Thanks Hans and Jim. I'm mightily impressed by the work of both of you and will no doubt be in touch when the time is right. It may not be for a while yet though.


----------



## Hans Breeman (Mar 5, 2006)

*Jim*

Jim were can I see your work, I am interessted.

cheerio,

Hans

www.hansbreeman.nl


----------



## japottinger (Jun 16, 2004)

*Paintings*

Hello Hans,
I can E-mail or on CD direct to a you a few samples .
regards,
Jim


----------



## Hans Breeman (Mar 5, 2006)

*Jim's Paintings.*

Please do Jim.
My email address is [email protected]

Thank you in advance and have a nice day

Hans


----------



## Rick Andrews (Feb 28, 2006)

*Ship Paintings*

Hi, If your looking for a painting that will not break bank and is first class quality look no further than fellow member in New Zealand, Wallace Trickett. He has many satisfied customers, many with Blue Star Line with whom he sailed many years ago. Enclosing sample, Rick.


----------



## airds (Jun 14, 2005)

Hans Breeman said:


> Hi Charlie,
> 
> Just to give you an idea, have a look on www.hansbreeman.nl
> 
> ...



Lovely work Hans.

(But PLEASE not _English merchant marine_ on your About Me page. British or U.K!  )


----------



## Charlie_Wood (Jan 29, 2006)

Many thanks for all that have replied or contacted me by PM. I eventually want to get some of my old ships immortalised, but that may not be for a while yet. More immediately I'm looking to get a painting done for my partner who retires in September. I'm a bit uncomfortable about commissioning a painting, especially for someone else, as art is so subjective. I may have happened a solution whilst visiting a local charity exhibition last week. I bought the attached acrylic painting and discovered it was painted by a local retired Master so I think I'll see if he can help me in the short term. The photo doesn't really do justice to the painting.

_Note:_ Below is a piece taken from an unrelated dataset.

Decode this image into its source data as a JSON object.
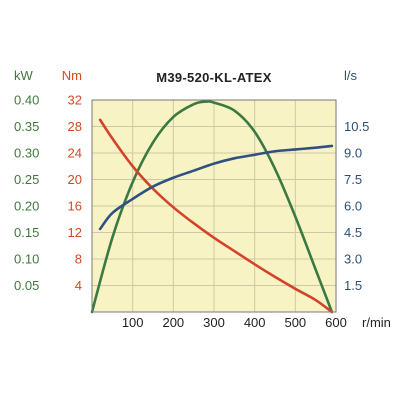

Hmm, can't compress the image enough to attach it so will post it in the ocean liners section.

Charlie


----------



## gdynia (Nov 3, 2005)

japottinger said:


> Charlie, have a look at some of the postings of my paintings to see the standard I work to, and have many happy customers and I wont break your bank.
> 
> The figures to mention are around the usual for one of the professional artists.
> Jim


Jim
And there excellent


----------



## Hans Breeman (Mar 5, 2006)

*Reply for David*

David,

Thanks for your (language) suggestion. I guess my english could be better, as it is from a dutch person who had to learn everything in his early schoolyears. I shalll pass the message to my webmaster.
Have a nice weekend.

Hans.


----------



## airds (Jun 14, 2005)

Hans Breeman said:


> David,
> 
> Thanks for your (language) suggestion. I guess my english could be better, as it is from a dutch person who had to learn everything in his early schoolyears. I shalll pass the message to my webmaster.
> Have a nice weekend.
> ...



Hans

Please don't worry - your English is very good. The 'English Merchant Marine' is not the correct term - it excludes Scotland, Wales and Ireland sailors.... so 'British Merchant Navy' is ideal.

(It's a bit like calling Dutch folk, Belgian!)


b.rdgs


----------